Em 2016, Lipa fundou a Sunny Hill Foundation em Pristina no Kosovo com o seu pai, uma instituição de caridade para apoiar uma geração muitas vezes esquecida de jovens na sua terra natal. "Vamos abrir um Centro de Artes e Inovação este ano. Temos também três jovens artistas com bolsas de estudo do Kosovo para frequentar a escola de artes em Los Angeles", diz. "A música é o meu primeiro amor, mas quero continuar a fazer este tipo de coisas e dar uma mãozinha aos jovens".


Sendo uma das poucas artistas britânicas no topo dos charts neste momento, Lipa é uma porta-voz autonomeada para jovens mulheres no Reino Unido e aproveita todos os eventos de oratória para defender a igualdade nas indústrias criativas. No nível básico do que ela faz, Lipa, com a sua autonomia criativa e a sua atitude empática, genuína e sem querer saber do que os outros dizem, está a transformar o papel de uma estrela pop moderna e fazendo com que pareça fácil. "Acho importante fazer as coisas que acreditas", diz. "Fazer parte dessa onda feminista na música sem sequer pensar nisso é algo de que me orgulho, por causa do impacto que tem".

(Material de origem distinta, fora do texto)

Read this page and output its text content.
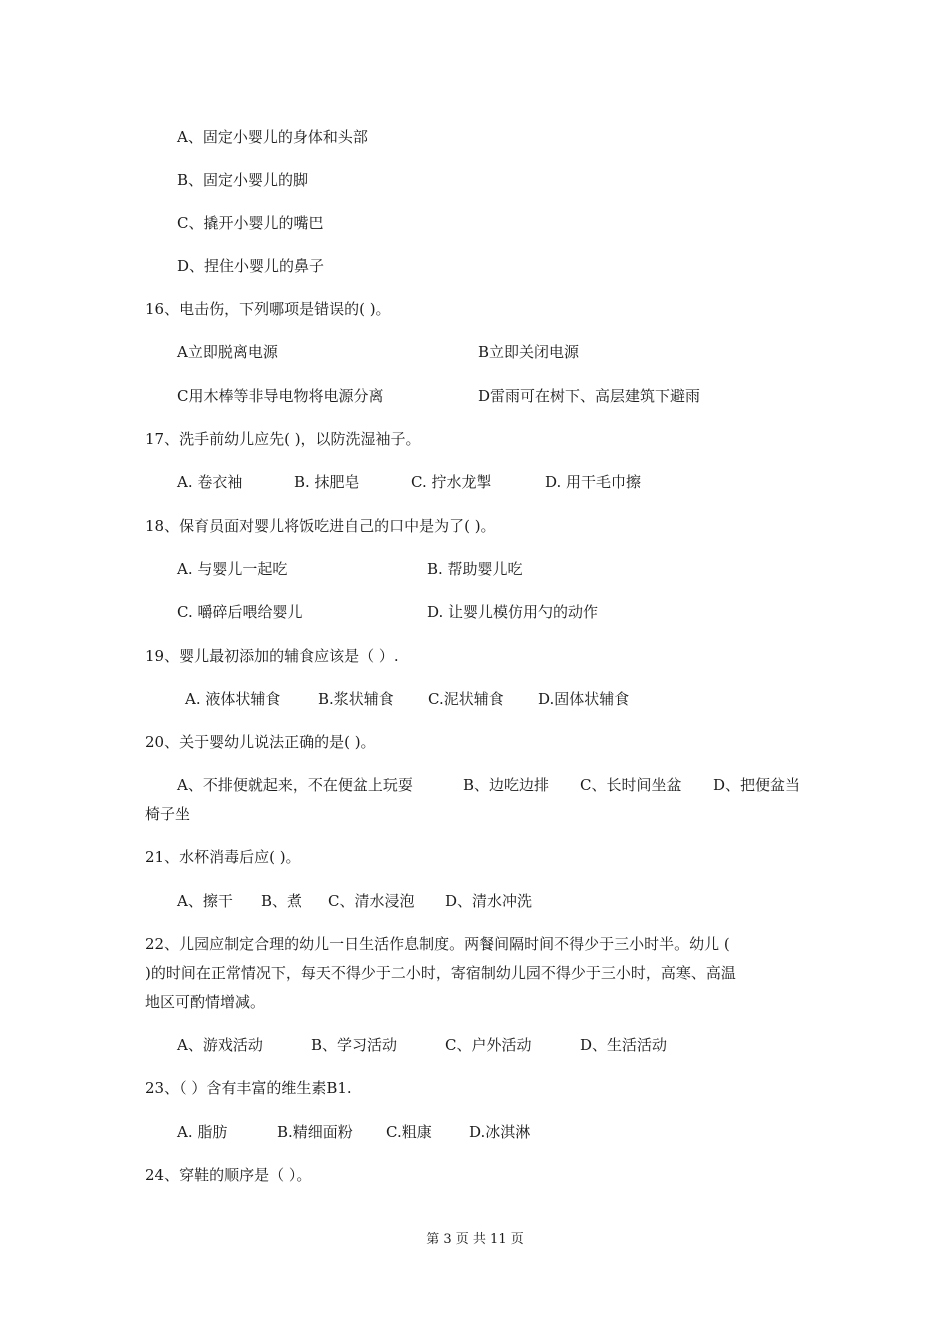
A、固定小婴儿的身体和头部
B、固定小婴儿的脚
C、撬开小婴儿的嘴巴
D、捏住小婴儿的鼻子
16、电击伤，下列哪项是错误的( )。
A立即脱离电源	B立即关闭电源
C用木棒等非导电物将电源分离	D雷雨可在树下、高层建筑下避雨
17、洗手前幼儿应先( )，以防洗湿袖子。
A. 卷衣袖	B. 抹肥皂	C. 拧水龙掣	D. 用干毛巾擦
18、保育员面对婴儿将饭吃进自己的口中是为了( )。
A. 与婴儿一起吃	B. 帮助婴儿吃
C. 嚼碎后喂给婴儿	D. 让婴儿模仿用勺的动作
19、婴儿最初添加的辅食应该是（ ）.
A. 液体状辅食	B.浆状辅食 C.泥状辅食 D.固体状辅食
20、关于婴幼儿说法正确的是( )。
A、不排便就起来，不在便盆上玩耍	B、边吃边排 C、长时间坐盆 D、把便盆当
椅子坐
21、水杯消毒后应( )。
A、擦干 B、煮 C、清水浸泡 D、清水冲洗
22、儿园应制定合理的幼儿一日生活作息制度。两餐间隔时间不得少于三小时半。幼儿 (
)的时间在正常情况下，每天不得少于二小时，寄宿制幼儿园不得少于三小时，高寒、高温
地区可酌情增减。
A、游戏活动	B、学习活动	C、户外活动	D、生活活动
23、（ ）含有丰富的维生素B1.
A. 脂肪	B.精细面粉 C.粗康 D.冰淇淋
24、穿鞋的顺序是（ ）。
第 3 页 共 11 页
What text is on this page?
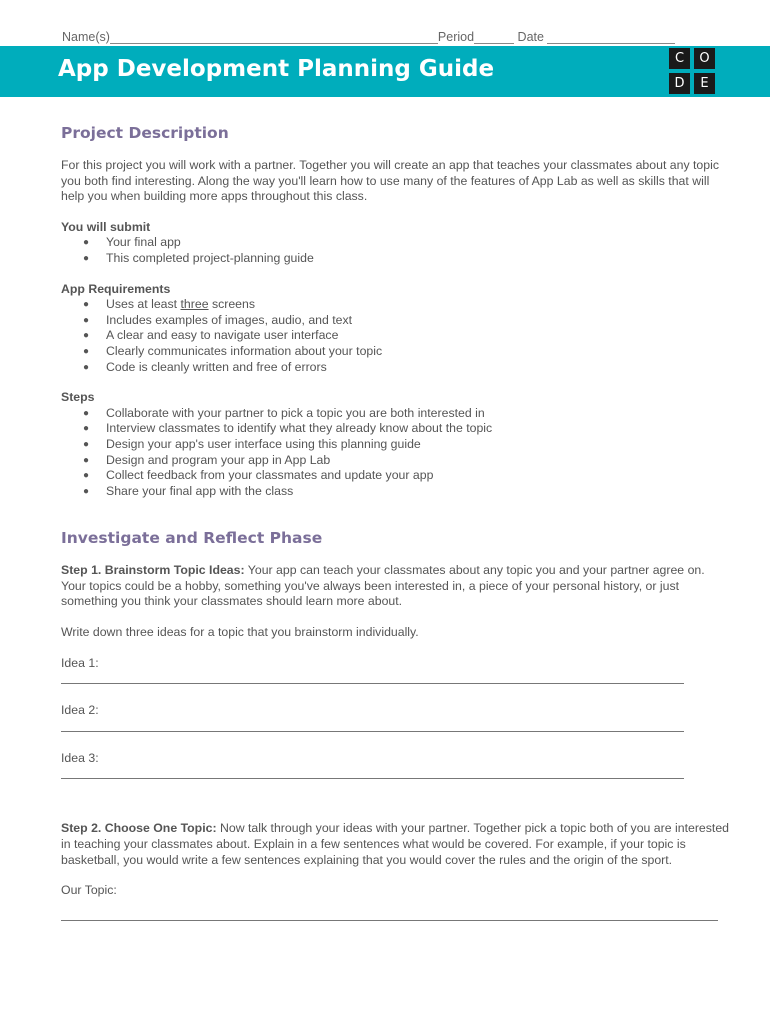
Name(s)	Period	Date
App Development Planning Guide	C	O
D	E
Project Description

For this project you will work with a partner. Together you will create an app that teaches your classmates about any topic you both find interesting. Along the way you'll learn how to use many of the features of App Lab as well as skills that will help you when building more apps throughout this class.

You will submit

● Your final app
● This completed project-planning guide

App Requirements

● Uses at least three screens
● Includes examples of images, audio, and text
● A clear and easy to navigate user interface
● Clearly communicates information about your topic
● Code is cleanly written and free of errors

Steps

● Collaborate with your partner to pick a topic you are both interested in
● Interview classmates to identify what they already know about the topic
● Design your app's user interface using this planning guide
● Design and program your app in App Lab
● Collect feedback from your classmates and update your app
● Share your final app with the class
Investigate and Reflect Phase

Step 1. Brainstorm Topic Ideas: Your app can teach your classmates about any topic you and your partner agree on. Your topics could be a hobby, something you've always been interested in, a piece of your personal history, or just something you think your classmates should learn more about.

Write down three ideas for a topic that you brainstorm individually.

Idea 1:

Idea 2:

Idea 3:

Step 2. Choose One Topic: Now talk through your ideas with your partner. Together pick a topic both of you are interested in teaching your classmates about. Explain in a few sentences what would be covered. For example, if your topic is basketball, you would write a few sentences explaining that you would cover the rules and the origin of the sport.

Our Topic:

Quando questionada sobre como ela vê o papel da cultura pop mudar com o estado atual do mundo, principalmente entre os jovens, Lipa declara: "Para mim, tudo o que está a acontecer no mundo agora pode ser difícil de digerir às vezes… acho que, com este álbum, eu queria tentar afastar-me do clima político atual. Eu queria fazer música que desviasse as vossas atenções disso." Conclui que, afinal, a música aproveita o poder do escapismo. "Falar sobre injustiças e política, irrita-me e deixa-me perturbada. Eu queria tornar um pouco mais fácil sair da cama e não pensar nas coisas negativas que estão a acontecer no mundo o tempo todo."


"O mais importante é ser autêntico. É isso que o torna relacionável. Tu nunca sabes qual é a próxima coisa que pode vir a unir as pessoas", diz com um encolher de ombros. "O que é surpreendente é que mais artistas estão a falar sobre coisas importantes. É o máximo que tu podes realmente esperar da cultura pop."